PITY the poor portly soul, in his jeans and replica shirt, who got down on his knees on the centre circle at half-time to propose to his girlfriend.

Not only had he shelved his Yorkshire pudding, roast beef and mash potato for this. But, also dressed in jeans and club attire, she just happened to say ‘yes’.

And he’ll have had to have either knocked up his own tea or paid for the takeaway as they scurried away.

‘A scrappy game’ is how Tony Pulis saw it. He was being immeasurably kind.

‘Hard fought’ was Mick McCarthy’s view. He got that right. ‘‘There was never going to be any clever football’’, he said. And quite rightly, Stephen Hawking is not known for his keepy-ups.

And yet if God had wanted football to be played this way then Bill Shankly, Matt Busby, even Stan Cullis, might have put some money into German embryonic research between the wars and tried to develop seven-foot giants with strong necks.

The groundsman had little need to use his mower.

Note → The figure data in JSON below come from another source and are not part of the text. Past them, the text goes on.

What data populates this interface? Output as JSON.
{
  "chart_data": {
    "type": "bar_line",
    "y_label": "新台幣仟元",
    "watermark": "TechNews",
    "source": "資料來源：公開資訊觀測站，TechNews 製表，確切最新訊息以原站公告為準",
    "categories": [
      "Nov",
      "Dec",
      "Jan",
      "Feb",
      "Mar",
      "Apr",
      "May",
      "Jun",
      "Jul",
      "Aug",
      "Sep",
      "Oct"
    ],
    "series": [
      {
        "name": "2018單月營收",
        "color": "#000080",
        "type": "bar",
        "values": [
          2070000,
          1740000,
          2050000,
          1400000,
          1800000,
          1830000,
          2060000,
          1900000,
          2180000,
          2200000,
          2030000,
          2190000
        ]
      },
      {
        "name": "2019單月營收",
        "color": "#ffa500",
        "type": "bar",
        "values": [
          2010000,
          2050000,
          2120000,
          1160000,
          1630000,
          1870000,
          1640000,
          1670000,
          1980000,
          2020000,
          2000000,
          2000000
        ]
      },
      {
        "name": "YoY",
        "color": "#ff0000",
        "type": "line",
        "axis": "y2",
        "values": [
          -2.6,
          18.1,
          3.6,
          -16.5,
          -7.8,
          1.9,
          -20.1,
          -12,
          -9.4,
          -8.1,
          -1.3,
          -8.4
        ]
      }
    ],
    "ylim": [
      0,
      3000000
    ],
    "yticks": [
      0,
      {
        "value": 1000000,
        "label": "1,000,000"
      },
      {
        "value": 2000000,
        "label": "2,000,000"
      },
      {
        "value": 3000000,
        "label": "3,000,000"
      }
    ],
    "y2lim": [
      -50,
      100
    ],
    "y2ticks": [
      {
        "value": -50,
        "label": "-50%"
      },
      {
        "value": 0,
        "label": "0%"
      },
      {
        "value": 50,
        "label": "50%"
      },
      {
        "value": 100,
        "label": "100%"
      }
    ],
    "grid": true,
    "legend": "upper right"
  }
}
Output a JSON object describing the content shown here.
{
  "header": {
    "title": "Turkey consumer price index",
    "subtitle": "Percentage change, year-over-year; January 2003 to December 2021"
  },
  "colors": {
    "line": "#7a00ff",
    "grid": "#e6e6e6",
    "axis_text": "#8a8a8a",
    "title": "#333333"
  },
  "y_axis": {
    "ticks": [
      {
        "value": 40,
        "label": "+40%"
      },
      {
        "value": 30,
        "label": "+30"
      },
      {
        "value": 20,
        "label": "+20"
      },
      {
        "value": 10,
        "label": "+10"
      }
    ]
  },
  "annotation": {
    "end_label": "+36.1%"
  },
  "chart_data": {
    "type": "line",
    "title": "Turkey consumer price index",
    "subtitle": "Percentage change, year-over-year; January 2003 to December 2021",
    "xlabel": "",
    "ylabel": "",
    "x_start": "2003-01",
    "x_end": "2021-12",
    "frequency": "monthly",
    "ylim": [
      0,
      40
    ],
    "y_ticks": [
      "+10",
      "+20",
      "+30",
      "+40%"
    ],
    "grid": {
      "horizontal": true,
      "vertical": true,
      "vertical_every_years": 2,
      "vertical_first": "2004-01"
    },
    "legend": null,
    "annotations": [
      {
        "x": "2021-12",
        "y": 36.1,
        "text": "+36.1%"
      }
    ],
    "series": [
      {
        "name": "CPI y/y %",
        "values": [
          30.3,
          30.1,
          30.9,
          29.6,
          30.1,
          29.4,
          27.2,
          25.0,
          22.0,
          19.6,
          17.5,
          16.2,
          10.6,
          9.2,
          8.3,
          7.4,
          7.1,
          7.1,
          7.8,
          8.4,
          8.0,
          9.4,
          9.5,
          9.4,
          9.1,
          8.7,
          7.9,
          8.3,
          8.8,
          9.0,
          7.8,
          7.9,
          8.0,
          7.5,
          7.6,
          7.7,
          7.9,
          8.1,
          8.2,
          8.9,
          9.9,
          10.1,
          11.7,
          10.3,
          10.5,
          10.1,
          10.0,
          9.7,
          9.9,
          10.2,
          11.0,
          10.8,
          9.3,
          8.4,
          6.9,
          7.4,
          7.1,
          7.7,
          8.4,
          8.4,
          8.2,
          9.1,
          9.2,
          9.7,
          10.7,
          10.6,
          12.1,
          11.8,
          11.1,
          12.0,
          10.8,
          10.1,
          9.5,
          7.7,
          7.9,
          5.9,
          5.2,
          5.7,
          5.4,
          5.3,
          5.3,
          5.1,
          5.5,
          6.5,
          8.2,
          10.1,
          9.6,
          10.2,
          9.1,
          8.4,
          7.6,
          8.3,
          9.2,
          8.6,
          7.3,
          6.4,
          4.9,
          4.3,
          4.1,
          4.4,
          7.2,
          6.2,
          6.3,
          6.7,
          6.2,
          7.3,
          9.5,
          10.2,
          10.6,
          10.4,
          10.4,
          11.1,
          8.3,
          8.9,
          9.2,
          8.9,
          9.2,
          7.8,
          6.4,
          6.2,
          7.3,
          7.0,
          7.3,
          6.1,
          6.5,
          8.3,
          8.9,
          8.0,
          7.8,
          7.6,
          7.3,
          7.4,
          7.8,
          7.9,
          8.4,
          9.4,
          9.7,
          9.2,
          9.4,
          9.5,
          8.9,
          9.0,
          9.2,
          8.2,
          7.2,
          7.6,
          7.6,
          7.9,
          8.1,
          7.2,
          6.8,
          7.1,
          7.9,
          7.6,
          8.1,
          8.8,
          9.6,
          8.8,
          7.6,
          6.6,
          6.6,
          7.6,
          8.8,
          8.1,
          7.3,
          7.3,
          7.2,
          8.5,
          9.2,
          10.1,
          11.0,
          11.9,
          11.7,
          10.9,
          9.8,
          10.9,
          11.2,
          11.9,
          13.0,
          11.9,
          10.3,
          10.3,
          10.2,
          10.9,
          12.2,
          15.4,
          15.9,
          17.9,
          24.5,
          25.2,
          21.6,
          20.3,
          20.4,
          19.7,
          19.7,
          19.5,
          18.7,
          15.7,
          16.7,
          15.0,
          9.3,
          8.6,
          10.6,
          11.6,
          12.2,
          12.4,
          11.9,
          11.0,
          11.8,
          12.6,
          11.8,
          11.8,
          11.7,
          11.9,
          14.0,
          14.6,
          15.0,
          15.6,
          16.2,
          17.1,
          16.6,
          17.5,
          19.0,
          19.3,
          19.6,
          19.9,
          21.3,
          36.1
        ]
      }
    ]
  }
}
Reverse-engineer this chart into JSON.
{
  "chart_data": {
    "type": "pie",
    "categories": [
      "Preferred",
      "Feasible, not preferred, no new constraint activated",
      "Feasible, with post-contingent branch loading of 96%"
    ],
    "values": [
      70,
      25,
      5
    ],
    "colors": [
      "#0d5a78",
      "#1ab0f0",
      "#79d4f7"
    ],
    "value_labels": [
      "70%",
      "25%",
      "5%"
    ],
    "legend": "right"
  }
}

The grass could have been waist-high for all that it mattered.

The final whistle came as a blessed relief to another bumper crowd at Molineux and also probably the ball which had been white with blue patterns before kick-off but was nearing black and blue under a fierce pounding.

Kevin Doyle saw the funny side admitting he had enjoyed watching set-pieces for 90 minutes from the other end of the pitch.

But who can blame Stoke? As safe as houses and until the law makers say that throw-ins must be under-arm why change?

As for Wolves, the sight of McCarthy shaking hands with every one of the 22 players as they left the field said it all.

George Elokobi even got a little hug. Thomas Sorensen managed a chat to the bargain.

McCarthy had good reason to be chuffed with the point as he knows Wolves are almost there, six points clear of the bottom three.

David Jones’ memorable strike in the 1-0 victory against Tottenham may be their only goal in the last 760 minutes (12 hours and 40 minutes) of Premier League home football.

But the points are racking up.

And there was just the glimmer of more than a point when, on 89 minutes, Kevin Foley showed neat chest control on the edge of the area and hooked a left-foot volley which sailed barely a foot wide of the far post with Sorensen stranded.

Ninety-four minutes had elapsed when Nenad Milijas hit a 30-yard free-kick straight at Sorensen, who spilled it upwards, and slightly behind his body. Momentarily the North Bank sucked in air.